Contrasse l'epatite C durante una trasfusione, da 50 anni attende giustizia
Dopo il riconoscimento di un indennizzo la donna prosegue la battaglia legale per il riconoscimento del danno biologico
LECCE – Nelle aule giudiziarie, a volte, il tempo sembra fermarsi e dilatarsi, trascorrere lentissimo nell’estenuante attesa di un verdetto o di una chimera chiamata giustizia. Può capitare che a distanza di quasi mezzo secolo, quell’attesa non sia ancora conclusa. Era il 29 giugno del1968, quando una donna di 33 anni di Porto Cesareo (all’epoca frazione di Nardò) al nono mese di gravidanza, fu ricoverata presso l’ospedale San Giuseppe Sambiasi di Nardò per essere sottoposta a parto distocico. Si tratta di un parto che non avviene in maniera naturale e che, per essere portato a termine, richiede l’intervento di un’ostetrica, che all’epoca utilizzava forcipe e ventosa per estrarre il feto (ai nostri giorni il caso più comune è il cesareo).
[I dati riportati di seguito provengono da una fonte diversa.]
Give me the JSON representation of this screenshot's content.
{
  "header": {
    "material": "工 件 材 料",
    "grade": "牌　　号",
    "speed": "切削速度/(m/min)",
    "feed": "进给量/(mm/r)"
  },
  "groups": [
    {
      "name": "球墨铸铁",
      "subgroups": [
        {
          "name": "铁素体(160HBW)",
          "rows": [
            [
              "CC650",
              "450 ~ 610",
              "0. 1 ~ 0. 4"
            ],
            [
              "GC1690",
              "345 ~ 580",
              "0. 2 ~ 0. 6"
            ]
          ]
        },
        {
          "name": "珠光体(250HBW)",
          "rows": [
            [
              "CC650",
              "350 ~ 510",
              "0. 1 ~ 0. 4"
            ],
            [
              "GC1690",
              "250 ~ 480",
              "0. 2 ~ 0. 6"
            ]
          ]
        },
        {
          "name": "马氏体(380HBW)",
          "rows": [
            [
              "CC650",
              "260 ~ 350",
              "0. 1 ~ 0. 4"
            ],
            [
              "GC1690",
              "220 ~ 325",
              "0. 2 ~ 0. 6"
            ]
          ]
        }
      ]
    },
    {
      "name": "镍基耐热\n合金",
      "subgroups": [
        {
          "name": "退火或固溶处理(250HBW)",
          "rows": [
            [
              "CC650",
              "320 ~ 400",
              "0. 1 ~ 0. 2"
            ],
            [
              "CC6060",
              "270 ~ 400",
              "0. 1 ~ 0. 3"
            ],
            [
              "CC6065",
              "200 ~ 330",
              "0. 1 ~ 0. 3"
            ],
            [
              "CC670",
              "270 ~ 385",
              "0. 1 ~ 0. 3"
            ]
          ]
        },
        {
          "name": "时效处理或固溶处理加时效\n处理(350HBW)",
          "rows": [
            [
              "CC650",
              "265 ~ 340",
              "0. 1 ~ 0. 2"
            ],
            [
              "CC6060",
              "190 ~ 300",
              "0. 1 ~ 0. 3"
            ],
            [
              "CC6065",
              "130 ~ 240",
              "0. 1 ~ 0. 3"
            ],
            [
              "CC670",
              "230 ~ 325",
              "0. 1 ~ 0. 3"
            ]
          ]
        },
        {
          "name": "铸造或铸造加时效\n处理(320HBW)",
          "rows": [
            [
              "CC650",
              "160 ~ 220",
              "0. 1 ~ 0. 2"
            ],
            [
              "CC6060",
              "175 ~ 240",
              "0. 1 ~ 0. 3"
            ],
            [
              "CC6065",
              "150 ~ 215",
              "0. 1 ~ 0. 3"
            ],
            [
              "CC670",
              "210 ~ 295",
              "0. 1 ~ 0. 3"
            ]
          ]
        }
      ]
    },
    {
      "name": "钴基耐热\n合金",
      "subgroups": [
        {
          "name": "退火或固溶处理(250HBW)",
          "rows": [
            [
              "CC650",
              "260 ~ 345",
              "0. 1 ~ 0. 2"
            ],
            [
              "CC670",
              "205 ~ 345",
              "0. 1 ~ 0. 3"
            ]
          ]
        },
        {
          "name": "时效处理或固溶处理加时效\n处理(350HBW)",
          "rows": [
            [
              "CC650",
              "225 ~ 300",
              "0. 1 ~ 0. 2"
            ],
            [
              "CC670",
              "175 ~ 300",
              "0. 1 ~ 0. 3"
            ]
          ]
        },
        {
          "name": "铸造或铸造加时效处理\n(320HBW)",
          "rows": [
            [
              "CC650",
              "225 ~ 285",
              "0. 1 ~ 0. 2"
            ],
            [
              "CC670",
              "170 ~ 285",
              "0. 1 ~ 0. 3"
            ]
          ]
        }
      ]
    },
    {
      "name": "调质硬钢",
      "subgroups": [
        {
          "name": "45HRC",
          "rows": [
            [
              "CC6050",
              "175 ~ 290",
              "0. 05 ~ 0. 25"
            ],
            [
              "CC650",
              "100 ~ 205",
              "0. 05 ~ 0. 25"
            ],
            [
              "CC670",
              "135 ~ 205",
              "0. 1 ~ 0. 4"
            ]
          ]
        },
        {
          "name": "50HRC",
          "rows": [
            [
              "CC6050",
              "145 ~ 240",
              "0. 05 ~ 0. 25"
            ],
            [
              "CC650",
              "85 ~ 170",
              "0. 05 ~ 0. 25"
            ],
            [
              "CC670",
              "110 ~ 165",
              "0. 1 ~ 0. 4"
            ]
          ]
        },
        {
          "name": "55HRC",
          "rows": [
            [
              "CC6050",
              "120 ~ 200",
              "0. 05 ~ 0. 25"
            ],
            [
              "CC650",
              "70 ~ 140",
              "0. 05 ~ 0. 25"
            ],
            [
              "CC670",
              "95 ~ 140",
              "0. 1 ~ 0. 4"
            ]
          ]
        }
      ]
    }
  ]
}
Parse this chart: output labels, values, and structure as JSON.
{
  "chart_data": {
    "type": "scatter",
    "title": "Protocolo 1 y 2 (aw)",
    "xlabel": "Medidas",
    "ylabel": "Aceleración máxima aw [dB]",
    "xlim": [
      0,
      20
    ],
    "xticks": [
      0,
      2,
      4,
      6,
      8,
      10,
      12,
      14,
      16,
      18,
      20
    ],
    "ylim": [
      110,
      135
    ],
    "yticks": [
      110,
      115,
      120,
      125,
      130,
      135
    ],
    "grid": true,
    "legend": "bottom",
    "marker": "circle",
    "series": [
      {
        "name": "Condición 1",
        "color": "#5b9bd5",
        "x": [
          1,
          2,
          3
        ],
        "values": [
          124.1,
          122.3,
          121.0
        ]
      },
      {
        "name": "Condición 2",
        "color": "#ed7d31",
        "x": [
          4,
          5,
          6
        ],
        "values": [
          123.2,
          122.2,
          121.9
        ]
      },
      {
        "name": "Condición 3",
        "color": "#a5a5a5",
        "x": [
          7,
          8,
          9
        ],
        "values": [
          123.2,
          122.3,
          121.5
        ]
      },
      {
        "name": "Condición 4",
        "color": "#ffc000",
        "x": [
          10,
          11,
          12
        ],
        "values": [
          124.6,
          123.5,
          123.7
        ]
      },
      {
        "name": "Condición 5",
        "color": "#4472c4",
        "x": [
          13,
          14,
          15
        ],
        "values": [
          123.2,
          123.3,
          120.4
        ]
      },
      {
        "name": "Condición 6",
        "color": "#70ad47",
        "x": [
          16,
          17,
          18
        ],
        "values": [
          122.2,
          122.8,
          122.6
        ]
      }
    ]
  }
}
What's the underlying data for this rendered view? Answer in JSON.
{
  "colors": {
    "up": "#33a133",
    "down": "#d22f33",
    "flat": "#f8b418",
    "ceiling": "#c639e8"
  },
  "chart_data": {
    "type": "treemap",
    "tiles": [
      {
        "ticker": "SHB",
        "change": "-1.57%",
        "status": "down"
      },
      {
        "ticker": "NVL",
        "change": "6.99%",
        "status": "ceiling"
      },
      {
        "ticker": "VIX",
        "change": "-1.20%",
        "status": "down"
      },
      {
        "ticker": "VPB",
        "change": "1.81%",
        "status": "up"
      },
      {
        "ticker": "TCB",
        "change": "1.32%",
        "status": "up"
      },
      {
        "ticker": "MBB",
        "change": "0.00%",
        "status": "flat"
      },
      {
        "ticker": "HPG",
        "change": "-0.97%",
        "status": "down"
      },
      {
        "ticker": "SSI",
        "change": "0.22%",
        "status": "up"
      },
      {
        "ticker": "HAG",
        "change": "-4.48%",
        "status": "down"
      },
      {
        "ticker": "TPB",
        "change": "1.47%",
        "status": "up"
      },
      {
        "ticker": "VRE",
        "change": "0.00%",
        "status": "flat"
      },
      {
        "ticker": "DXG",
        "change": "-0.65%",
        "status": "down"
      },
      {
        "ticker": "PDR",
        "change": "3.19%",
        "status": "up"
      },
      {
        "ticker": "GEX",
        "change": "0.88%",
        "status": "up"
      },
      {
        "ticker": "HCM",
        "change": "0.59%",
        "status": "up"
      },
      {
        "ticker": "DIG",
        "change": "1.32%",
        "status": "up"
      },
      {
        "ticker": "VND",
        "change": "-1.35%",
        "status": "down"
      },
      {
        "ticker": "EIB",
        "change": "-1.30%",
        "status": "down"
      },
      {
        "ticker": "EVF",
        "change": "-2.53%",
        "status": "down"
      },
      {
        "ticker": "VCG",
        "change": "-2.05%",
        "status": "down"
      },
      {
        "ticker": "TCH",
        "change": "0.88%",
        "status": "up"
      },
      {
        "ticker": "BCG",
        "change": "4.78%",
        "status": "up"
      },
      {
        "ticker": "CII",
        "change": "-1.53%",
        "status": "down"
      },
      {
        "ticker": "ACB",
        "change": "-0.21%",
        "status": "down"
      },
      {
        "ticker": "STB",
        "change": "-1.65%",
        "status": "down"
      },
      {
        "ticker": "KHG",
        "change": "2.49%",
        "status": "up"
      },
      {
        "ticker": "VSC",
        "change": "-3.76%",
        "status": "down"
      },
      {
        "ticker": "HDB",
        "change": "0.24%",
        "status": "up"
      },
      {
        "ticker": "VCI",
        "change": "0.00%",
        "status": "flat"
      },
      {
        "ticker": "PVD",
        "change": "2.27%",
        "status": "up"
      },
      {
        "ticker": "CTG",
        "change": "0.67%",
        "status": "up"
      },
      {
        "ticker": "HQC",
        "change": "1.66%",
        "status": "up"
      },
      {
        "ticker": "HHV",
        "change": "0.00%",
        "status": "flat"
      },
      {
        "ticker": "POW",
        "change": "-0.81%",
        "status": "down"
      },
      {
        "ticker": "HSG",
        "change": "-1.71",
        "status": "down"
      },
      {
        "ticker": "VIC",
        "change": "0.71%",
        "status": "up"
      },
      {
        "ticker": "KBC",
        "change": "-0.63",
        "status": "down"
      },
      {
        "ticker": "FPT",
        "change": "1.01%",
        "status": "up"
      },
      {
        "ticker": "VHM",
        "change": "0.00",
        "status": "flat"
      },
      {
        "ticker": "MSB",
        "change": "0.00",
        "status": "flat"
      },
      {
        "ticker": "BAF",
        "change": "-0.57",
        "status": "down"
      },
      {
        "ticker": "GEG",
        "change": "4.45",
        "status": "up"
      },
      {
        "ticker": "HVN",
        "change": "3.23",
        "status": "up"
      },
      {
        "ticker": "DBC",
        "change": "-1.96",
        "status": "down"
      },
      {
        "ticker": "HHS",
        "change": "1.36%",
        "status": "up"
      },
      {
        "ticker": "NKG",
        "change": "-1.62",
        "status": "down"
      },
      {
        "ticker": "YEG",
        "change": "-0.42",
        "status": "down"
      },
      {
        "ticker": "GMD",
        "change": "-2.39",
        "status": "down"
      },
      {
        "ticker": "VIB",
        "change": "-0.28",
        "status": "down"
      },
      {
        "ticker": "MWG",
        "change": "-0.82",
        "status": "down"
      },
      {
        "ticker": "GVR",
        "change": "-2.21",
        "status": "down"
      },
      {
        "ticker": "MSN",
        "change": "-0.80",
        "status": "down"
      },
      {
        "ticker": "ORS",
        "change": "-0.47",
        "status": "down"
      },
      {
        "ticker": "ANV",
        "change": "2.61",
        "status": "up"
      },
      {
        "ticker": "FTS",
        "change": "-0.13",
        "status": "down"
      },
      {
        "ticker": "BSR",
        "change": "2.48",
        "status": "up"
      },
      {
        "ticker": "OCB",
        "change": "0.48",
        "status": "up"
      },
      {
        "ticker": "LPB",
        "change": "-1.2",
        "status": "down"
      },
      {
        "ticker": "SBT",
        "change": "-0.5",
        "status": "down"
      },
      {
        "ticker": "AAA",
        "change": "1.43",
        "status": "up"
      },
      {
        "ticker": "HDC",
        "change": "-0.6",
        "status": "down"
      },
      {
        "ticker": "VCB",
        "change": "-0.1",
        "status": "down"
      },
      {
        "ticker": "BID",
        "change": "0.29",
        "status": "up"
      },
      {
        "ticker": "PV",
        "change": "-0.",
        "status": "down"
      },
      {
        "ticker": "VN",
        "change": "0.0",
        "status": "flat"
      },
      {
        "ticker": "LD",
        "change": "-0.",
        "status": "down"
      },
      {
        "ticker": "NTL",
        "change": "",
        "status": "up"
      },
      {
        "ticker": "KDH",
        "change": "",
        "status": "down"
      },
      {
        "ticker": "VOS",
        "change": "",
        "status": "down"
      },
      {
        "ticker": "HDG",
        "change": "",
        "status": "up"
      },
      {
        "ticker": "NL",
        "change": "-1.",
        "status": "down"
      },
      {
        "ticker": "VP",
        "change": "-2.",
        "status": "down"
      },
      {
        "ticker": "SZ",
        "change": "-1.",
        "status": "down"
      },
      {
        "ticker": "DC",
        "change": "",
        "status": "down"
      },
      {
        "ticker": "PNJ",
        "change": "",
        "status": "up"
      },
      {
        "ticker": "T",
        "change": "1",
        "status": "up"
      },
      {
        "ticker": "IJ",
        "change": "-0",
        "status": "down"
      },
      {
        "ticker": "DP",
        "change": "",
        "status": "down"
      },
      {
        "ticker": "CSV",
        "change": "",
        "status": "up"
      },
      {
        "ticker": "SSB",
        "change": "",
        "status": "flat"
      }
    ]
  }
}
Durante l’intervento chirurgico la paziente fu sottoposta a una trasfusione di sangue, a seguito della quale contrasse l’epatite C. La malattia si è manifestata solo molti anni dopo, e recentemente è approdata dinanzi ai giudici del Tribunale di Lecce. La sentenza, passata anche al vaglio della Corte d’Appello, ha sancito che fu proprio la trasfusione, eseguita in occasione dell’intervento chirurgico del giugno del 1968, la causa del contagio. Per questo il ministero della Salute è stato condannato al pagamento dell’indennizzo speciale previsto dalla legge, liquidato alla donna circa 50 anni dopo i fatti. La donna, assistita dallo studio dell’avvocato Marcello Risi, prosegue la sua battaglia legale per il riconoscimento del danno biologico.